Yes, you can get political, and organize as the group We The Artists of The Bay Area has done. Go in! It’s your right as Oaklanders, as Americans, as artists, and as people. But just make sure that all of the people of this Town, this place that is supposed to a haven for hard working people, have an equitable path to the pursuit of happiness.
Or, simply pay your respects to the deceased. Drop some dough on their family’s donation sites. And most importantly, go enjoy their art. After all, they were people who lived as artists.
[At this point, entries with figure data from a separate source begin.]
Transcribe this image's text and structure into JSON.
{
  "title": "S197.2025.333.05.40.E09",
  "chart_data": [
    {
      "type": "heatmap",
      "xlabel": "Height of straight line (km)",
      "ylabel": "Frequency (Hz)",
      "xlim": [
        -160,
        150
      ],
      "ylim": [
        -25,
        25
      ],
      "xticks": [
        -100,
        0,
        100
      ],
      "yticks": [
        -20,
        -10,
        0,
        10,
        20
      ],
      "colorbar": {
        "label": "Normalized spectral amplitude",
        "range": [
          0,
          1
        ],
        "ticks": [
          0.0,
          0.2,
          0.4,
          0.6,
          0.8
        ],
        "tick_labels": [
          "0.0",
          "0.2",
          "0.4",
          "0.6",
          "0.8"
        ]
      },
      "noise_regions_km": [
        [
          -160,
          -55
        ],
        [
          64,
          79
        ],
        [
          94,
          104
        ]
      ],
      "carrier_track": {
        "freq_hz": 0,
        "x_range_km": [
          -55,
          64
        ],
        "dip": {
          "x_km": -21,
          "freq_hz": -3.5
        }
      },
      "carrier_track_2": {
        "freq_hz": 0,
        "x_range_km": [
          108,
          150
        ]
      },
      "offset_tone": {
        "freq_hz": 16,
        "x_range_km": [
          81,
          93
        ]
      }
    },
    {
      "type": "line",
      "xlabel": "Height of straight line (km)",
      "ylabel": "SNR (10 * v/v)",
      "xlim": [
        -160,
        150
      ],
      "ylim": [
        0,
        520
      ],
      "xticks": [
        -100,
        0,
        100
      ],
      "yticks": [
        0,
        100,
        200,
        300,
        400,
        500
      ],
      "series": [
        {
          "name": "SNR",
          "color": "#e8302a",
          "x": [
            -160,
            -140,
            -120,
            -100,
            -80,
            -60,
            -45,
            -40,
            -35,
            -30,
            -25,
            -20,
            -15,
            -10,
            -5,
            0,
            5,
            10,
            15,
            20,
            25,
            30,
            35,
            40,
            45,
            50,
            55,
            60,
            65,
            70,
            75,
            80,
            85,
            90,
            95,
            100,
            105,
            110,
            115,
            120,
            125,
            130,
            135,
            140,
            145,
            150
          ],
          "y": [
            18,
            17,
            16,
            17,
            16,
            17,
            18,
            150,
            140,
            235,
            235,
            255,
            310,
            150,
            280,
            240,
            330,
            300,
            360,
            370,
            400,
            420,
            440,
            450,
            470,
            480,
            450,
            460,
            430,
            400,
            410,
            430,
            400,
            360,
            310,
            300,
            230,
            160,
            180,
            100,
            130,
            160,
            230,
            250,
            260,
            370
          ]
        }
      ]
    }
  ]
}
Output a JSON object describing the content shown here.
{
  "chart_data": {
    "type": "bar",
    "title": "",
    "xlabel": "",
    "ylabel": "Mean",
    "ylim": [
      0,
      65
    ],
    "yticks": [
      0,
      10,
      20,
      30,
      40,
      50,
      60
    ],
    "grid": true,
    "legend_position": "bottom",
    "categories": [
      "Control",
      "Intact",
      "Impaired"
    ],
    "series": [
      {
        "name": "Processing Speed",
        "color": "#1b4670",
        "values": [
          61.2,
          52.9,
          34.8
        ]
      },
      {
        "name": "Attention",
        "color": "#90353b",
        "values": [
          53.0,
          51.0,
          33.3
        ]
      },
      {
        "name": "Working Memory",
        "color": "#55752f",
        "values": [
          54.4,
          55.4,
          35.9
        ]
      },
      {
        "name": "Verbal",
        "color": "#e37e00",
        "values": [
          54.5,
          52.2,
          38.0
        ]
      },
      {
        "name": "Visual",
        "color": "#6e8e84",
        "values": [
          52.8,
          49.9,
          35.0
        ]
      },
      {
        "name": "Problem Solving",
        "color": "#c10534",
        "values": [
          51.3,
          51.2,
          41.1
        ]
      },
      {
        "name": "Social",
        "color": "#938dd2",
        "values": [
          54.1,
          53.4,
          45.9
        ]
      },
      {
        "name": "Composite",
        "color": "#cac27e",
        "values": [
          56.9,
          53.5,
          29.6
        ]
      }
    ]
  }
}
Alex Ghassan, who once left a party I co-hosted and spread his art by putting a sticker on a pole, had no idea of the message he’d leave behind for me. But that’s what people who live for their art do: they create, never knowing how far it will go. Even if it’s stuck to a pole.
In Ghassan’s final hour, he continued to create. On the night of the fire, when he posted a video from inside the Ghost Ship, he left yet another sticker on the world.
In the wake of this tragedy, it is my hope that the power of the creator doesn’t get overshadowed by a heated political debate. And if it does, as it is starting to do, I hope that results of yet another Oakland political tug-o-war benefit all of the Town’s people, equitably.
But, a part of me hopes that Gabe isn’t right.